Lina Mpanda MSc. is a research scientist in the Life Sciences Solutions Group at Thermo Fisher Scientific in Frederick, MD. While at Thermo Fisher scientific, Lina has served as technical lead for new product development efforts for products utilized in downstream processing of therapeutic proteins and is currently supporting development and post product launch efforts for products used in cell biology applications (upstream). Lina's work specifically focuses on analytical characterization and purification of therapeutic proteins. She received her Masters of Pharmaceutical Science degree from Northeastern University, Boston, MA and her undergraduate degree from Sacred Heart University, Fairfield, CT.
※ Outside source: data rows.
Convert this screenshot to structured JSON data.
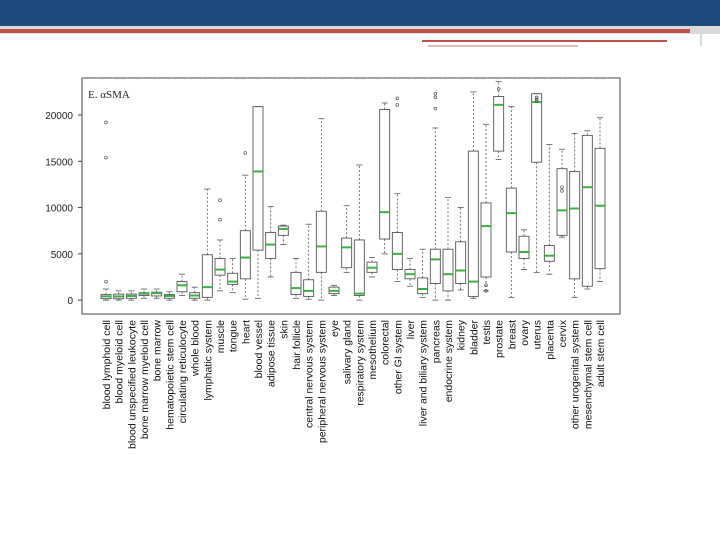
{
  "colors": {
    "header": "#1f497d",
    "accent_red": "#c0504d",
    "box_stroke": "#555555",
    "median": "#3cb043"
  },
  "chart_data": {
    "type": "boxplot",
    "title": "E. αSMA",
    "xlabel": "",
    "ylabel": "",
    "ylim": [
      -1500,
      24000
    ],
    "y_ticks": [
      0,
      5000,
      10000,
      15000,
      20000
    ],
    "grid": false,
    "legend": "none",
    "categories": [
      "blood lymphoid cell",
      "blood myeloid cell",
      "blood unspecified leukocyte",
      "bone marrow myeloid cell",
      "bone marrow",
      "hematopoietic stem cell",
      "circulating reticulocyte",
      "whole blood",
      "lymphatic system",
      "muscle",
      "tongue",
      "heart",
      "blood vessel",
      "adipose tissue",
      "skin",
      "hair follicle",
      "central nervous system",
      "peripheral nervous system",
      "eye",
      "salivary gland",
      "respiratory system",
      "mesothelium",
      "colorectal",
      "other GI system",
      "liver",
      "liver and biliary system",
      "pancreas",
      "endocrine system",
      "kidney",
      "bladder",
      "testis",
      "prostate",
      "breast",
      "ovary",
      "uterus",
      "placenta",
      "cervix",
      "other urogenital system",
      "mesenchymal stem cell",
      "adult stem cell"
    ],
    "boxes": [
      {
        "whisker_low": 0,
        "q1": 150,
        "median": 400,
        "q3": 600,
        "whisker_high": 1200,
        "outliers": [
          19200,
          15400,
          2000
        ]
      },
      {
        "whisker_low": 0,
        "q1": 150,
        "median": 400,
        "q3": 650,
        "whisker_high": 1000,
        "outliers": []
      },
      {
        "whisker_low": 0,
        "q1": 200,
        "median": 450,
        "q3": 650,
        "whisker_high": 1000,
        "outliers": []
      },
      {
        "whisker_low": 200,
        "q1": 500,
        "median": 700,
        "q3": 800,
        "whisker_high": 1200,
        "outliers": []
      },
      {
        "whisker_low": 200,
        "q1": 450,
        "median": 750,
        "q3": 850,
        "whisker_high": 1200,
        "outliers": []
      },
      {
        "whisker_low": 0,
        "q1": 200,
        "median": 450,
        "q3": 600,
        "whisker_high": 900,
        "outliers": []
      },
      {
        "whisker_low": 500,
        "q1": 900,
        "median": 1600,
        "q3": 2000,
        "whisker_high": 2800,
        "outliers": []
      },
      {
        "whisker_low": 0,
        "q1": 200,
        "median": 500,
        "q3": 800,
        "whisker_high": 1400,
        "outliers": []
      },
      {
        "whisker_low": 0,
        "q1": 300,
        "median": 1400,
        "q3": 4900,
        "whisker_high": 12000,
        "outliers": []
      },
      {
        "whisker_low": 1000,
        "q1": 2700,
        "median": 3300,
        "q3": 4500,
        "whisker_high": 6500,
        "outliers": [
          10800,
          8700
        ]
      },
      {
        "whisker_low": 800,
        "q1": 1700,
        "median": 2000,
        "q3": 2900,
        "whisker_high": 4500,
        "outliers": []
      },
      {
        "whisker_low": 100,
        "q1": 2300,
        "median": 4600,
        "q3": 7500,
        "whisker_high": 13500,
        "outliers": [
          15900
        ]
      },
      {
        "whisker_low": 200,
        "q1": 5400,
        "median": 13900,
        "q3": 20900,
        "whisker_high": 20900,
        "outliers": []
      },
      {
        "whisker_low": 2500,
        "q1": 4500,
        "median": 6000,
        "q3": 7300,
        "whisker_high": 10100,
        "outliers": []
      },
      {
        "whisker_low": 6000,
        "q1": 7000,
        "median": 7700,
        "q3": 8000,
        "whisker_high": 8100,
        "outliers": []
      },
      {
        "whisker_low": 200,
        "q1": 600,
        "median": 1300,
        "q3": 3000,
        "whisker_high": 4500,
        "outliers": []
      },
      {
        "whisker_low": 100,
        "q1": 400,
        "median": 1000,
        "q3": 2200,
        "whisker_high": 8200,
        "outliers": []
      },
      {
        "whisker_low": 0,
        "q1": 3000,
        "median": 5800,
        "q3": 9600,
        "whisker_high": 19600,
        "outliers": []
      },
      {
        "whisker_low": 500,
        "q1": 700,
        "median": 1000,
        "q3": 1400,
        "whisker_high": 1600,
        "outliers": []
      },
      {
        "whisker_low": 3000,
        "q1": 3500,
        "median": 5700,
        "q3": 6700,
        "whisker_high": 10200,
        "outliers": []
      },
      {
        "whisker_low": 0,
        "q1": 500,
        "median": 700,
        "q3": 6500,
        "whisker_high": 14600,
        "outliers": []
      },
      {
        "whisker_low": 2500,
        "q1": 3000,
        "median": 3500,
        "q3": 4100,
        "whisker_high": 4600,
        "outliers": []
      },
      {
        "whisker_low": 5000,
        "q1": 6600,
        "median": 9500,
        "q3": 20600,
        "whisker_high": 21300,
        "outliers": []
      },
      {
        "whisker_low": 2000,
        "q1": 3300,
        "median": 5000,
        "q3": 7300,
        "whisker_high": 11500,
        "outliers": [
          21800,
          21100
        ]
      },
      {
        "whisker_low": 1500,
        "q1": 2300,
        "median": 2800,
        "q3": 3300,
        "whisker_high": 4500,
        "outliers": []
      },
      {
        "whisker_low": 300,
        "q1": 700,
        "median": 1200,
        "q3": 2400,
        "whisker_high": 5500,
        "outliers": []
      },
      {
        "whisker_low": 0,
        "q1": 1800,
        "median": 4400,
        "q3": 5500,
        "whisker_high": 18600,
        "outliers": [
          22300,
          21900,
          20700
        ]
      },
      {
        "whisker_low": 0,
        "q1": 1000,
        "median": 2800,
        "q3": 5500,
        "whisker_high": 11100,
        "outliers": []
      },
      {
        "whisker_low": 1100,
        "q1": 1800,
        "median": 3200,
        "q3": 6300,
        "whisker_high": 10000,
        "outliers": []
      },
      {
        "whisker_low": 200,
        "q1": 400,
        "median": 2000,
        "q3": 16100,
        "whisker_high": 22500,
        "outliers": []
      },
      {
        "whisker_low": 1000,
        "q1": 2500,
        "median": 8000,
        "q3": 10500,
        "whisker_high": 19000,
        "outliers": [
          1000,
          1600
        ]
      },
      {
        "whisker_low": 15200,
        "q1": 16100,
        "median": 21100,
        "q3": 22000,
        "whisker_high": 23600,
        "outliers": [
          22800
        ]
      },
      {
        "whisker_low": 300,
        "q1": 5200,
        "median": 9400,
        "q3": 12100,
        "whisker_high": 20900,
        "outliers": []
      },
      {
        "whisker_low": 3300,
        "q1": 4500,
        "median": 5200,
        "q3": 6900,
        "whisker_high": 7600,
        "outliers": []
      },
      {
        "whisker_low": 3000,
        "q1": 14900,
        "median": 21400,
        "q3": 22300,
        "whisker_high": 22300,
        "outliers": [
          21900,
          21700,
          21500
        ]
      },
      {
        "whisker_low": 2800,
        "q1": 4200,
        "median": 4800,
        "q3": 5900,
        "whisker_high": 16800,
        "outliers": []
      },
      {
        "whisker_low": 6800,
        "q1": 7000,
        "median": 9700,
        "q3": 14200,
        "whisker_high": 16300,
        "outliers": [
          12200,
          11800
        ]
      },
      {
        "whisker_low": 300,
        "q1": 2300,
        "median": 9900,
        "q3": 13900,
        "whisker_high": 18000,
        "outliers": []
      },
      {
        "whisker_low": 1200,
        "q1": 1500,
        "median": 12200,
        "q3": 17800,
        "whisker_high": 18300,
        "outliers": []
      },
      {
        "whisker_low": 2000,
        "q1": 3400,
        "median": 10200,
        "q3": 16400,
        "whisker_high": 19700,
        "outliers": []
      }
    ]
  }
}
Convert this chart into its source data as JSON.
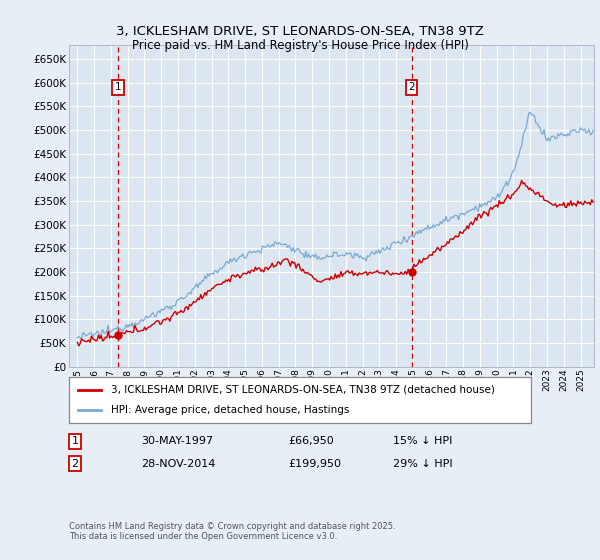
{
  "title": "3, ICKLESHAM DRIVE, ST LEONARDS-ON-SEA, TN38 9TZ",
  "subtitle": "Price paid vs. HM Land Registry's House Price Index (HPI)",
  "legend_label_red": "3, ICKLESHAM DRIVE, ST LEONARDS-ON-SEA, TN38 9TZ (detached house)",
  "legend_label_blue": "HPI: Average price, detached house, Hastings",
  "annotation1_date": "30-MAY-1997",
  "annotation1_price": "£66,950",
  "annotation1_hpi": "15% ↓ HPI",
  "annotation2_date": "28-NOV-2014",
  "annotation2_price": "£199,950",
  "annotation2_hpi": "29% ↓ HPI",
  "footer": "Contains HM Land Registry data © Crown copyright and database right 2025.\nThis data is licensed under the Open Government Licence v3.0.",
  "ylim": [
    0,
    680000
  ],
  "yticks": [
    0,
    50000,
    100000,
    150000,
    200000,
    250000,
    300000,
    350000,
    400000,
    450000,
    500000,
    550000,
    600000,
    650000
  ],
  "background_color": "#e8eef5",
  "plot_bg_color": "#dce6f0",
  "grid_color": "#ffffff",
  "red_color": "#cc0000",
  "blue_color": "#7aaacf",
  "dashed_color": "#cc0000",
  "marker1_x": 1997.42,
  "marker1_y": 66950,
  "marker2_x": 2014.92,
  "marker2_y": 199950,
  "xmin": 1994.5,
  "xmax": 2025.8
}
Structure and function of the Parkinson’s disease-associated protein LRRK2

Quyen Hoang, Assistant Professor, Indiana University School of Medicine, Indiana, USA

Abstract

LRRK2 is a large (2,527 amino acids) multi-domain protein consisting of 7 putative domains, including a Ras-like GTPase domain called ‘Ras of complex proteins’ (Roc) followed by a domain called C-terminal of Roc (COR), which is then followed by a kinase domain (Kin). It remains unclear as to how perturbations of these activities results in disease; however, the most common mutation in LRRK2-associated PD, G2019S in the kinase domain, shows higher kinase activity than wild-type; therefore, its over-activation might be associated with disease pathogenesis. We use Expi293 expression system to produce full-length LRRK2 for biochemical characterization and structural studies.

Quyen Hoang

Biography

Dr. Hoang is an Assistant Professor in the Department of Biochemistry and Molecular Biology at Indiana University School of Medicine. His area of study is structural biology of neurodegenerative disease and structure-based drug design. He leads a team focused on understanding the mechanism of Parkinson's disease by studying the structure and function of disease-associated proteins. Dr. Hoang received his Ph.D. and B.S. from McMaster University.